Dr Jonathan Worboys awarded Wellcome Trust Career Development Award Fellowship
Dr Jonathan Worboys has been awarded a prestigious Wellcome Trust Career Development Award Fellowship to set up his lab at the Lydia Becker Institute of Immunology and Inflammation at The University of Manchester to research how nanoscale dimensions govern both the function and effective blockade of immune checkpoint receptors, such as TIGIT, which could lead to the design of more effective treatments for cancer patients.
Immune cells contain proteins on their surface that serve regulatory functions and are called ‘immune checkpoints’. These act to prevent catastrophic overactivation of immune responses.
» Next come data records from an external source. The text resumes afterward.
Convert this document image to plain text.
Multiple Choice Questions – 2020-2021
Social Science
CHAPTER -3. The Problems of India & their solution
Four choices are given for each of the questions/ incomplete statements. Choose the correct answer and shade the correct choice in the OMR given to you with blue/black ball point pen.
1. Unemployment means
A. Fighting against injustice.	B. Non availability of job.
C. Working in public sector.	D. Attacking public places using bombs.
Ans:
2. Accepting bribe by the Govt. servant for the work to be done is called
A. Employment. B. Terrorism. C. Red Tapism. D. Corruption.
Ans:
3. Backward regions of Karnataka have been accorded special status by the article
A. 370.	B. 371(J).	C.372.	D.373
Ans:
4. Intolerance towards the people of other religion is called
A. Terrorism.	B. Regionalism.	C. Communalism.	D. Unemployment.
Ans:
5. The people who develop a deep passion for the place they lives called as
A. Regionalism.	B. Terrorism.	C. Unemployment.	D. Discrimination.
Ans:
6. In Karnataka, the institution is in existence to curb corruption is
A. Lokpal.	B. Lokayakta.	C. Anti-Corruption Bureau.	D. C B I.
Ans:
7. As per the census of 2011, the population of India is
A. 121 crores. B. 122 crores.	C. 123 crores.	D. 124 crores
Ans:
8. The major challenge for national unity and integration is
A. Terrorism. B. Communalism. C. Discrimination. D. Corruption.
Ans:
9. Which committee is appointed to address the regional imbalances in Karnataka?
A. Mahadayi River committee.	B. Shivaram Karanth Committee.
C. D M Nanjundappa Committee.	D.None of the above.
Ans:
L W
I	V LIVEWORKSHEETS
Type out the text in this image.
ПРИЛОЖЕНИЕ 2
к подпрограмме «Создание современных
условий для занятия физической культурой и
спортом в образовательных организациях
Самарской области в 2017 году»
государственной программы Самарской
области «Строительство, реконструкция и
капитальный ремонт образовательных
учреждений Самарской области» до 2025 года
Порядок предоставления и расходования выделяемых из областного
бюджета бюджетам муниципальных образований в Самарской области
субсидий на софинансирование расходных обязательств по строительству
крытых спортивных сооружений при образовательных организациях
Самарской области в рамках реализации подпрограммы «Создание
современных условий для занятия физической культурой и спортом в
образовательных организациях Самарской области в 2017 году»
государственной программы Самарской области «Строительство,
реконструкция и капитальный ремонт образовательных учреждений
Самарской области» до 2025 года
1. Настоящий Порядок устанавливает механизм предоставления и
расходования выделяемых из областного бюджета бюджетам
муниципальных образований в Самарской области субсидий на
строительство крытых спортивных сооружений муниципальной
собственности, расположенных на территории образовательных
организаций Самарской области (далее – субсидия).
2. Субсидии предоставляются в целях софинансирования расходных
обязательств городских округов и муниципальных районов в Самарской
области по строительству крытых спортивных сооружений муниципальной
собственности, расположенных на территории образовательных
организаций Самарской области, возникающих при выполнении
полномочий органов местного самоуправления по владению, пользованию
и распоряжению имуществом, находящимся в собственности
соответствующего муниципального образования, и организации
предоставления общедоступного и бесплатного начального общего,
In diseases such as cancer, immune checkpoints can prevent effective immune responses and limit our ability to defend against tumours. Antibodies blocking immune checkpoint receptors can revive anti-tumour immunity and have revolutionised cancer therapies. Yet, effective responses remain infrequent, whilst severe immune-related side effects are frequent. The precise ways that immune checkpoints regulate immune responses are unknown and this prevents us from making more effective, safer drugs as well as being able to predict who will benefit from them.
Immune checkpoints organise into intricate nanoscopic patterns when they are functioning. This arrangement is critical to how they function, and Jonathan recently showed that this is true for an immune checkpoint called TIGIT. With this fellowship, Jonathan will build on his work to explore how the nanoscale organisation of such proteins is critical to their function. He recently discovered that nanoscale arrangements of such receptors are also observed upon effective blockade, and so his new lab at the Becker will try to understand this in more detail with the view to using this to design alternative drugs that work by preventing such proteins from forming into the arrangements they need to function properly.
Speaking about the award Jonathan said “This award not only allows me to start my own research group here but provides the flexibility, finances, and timeframe required to do ambitious and bold research. Immune checkpoints are extremely attractive therapeutic targets in oncology but have huge limitations. There are so many big unanswered questions, and my lab will aim to address some of these. I cannot wait to get going!”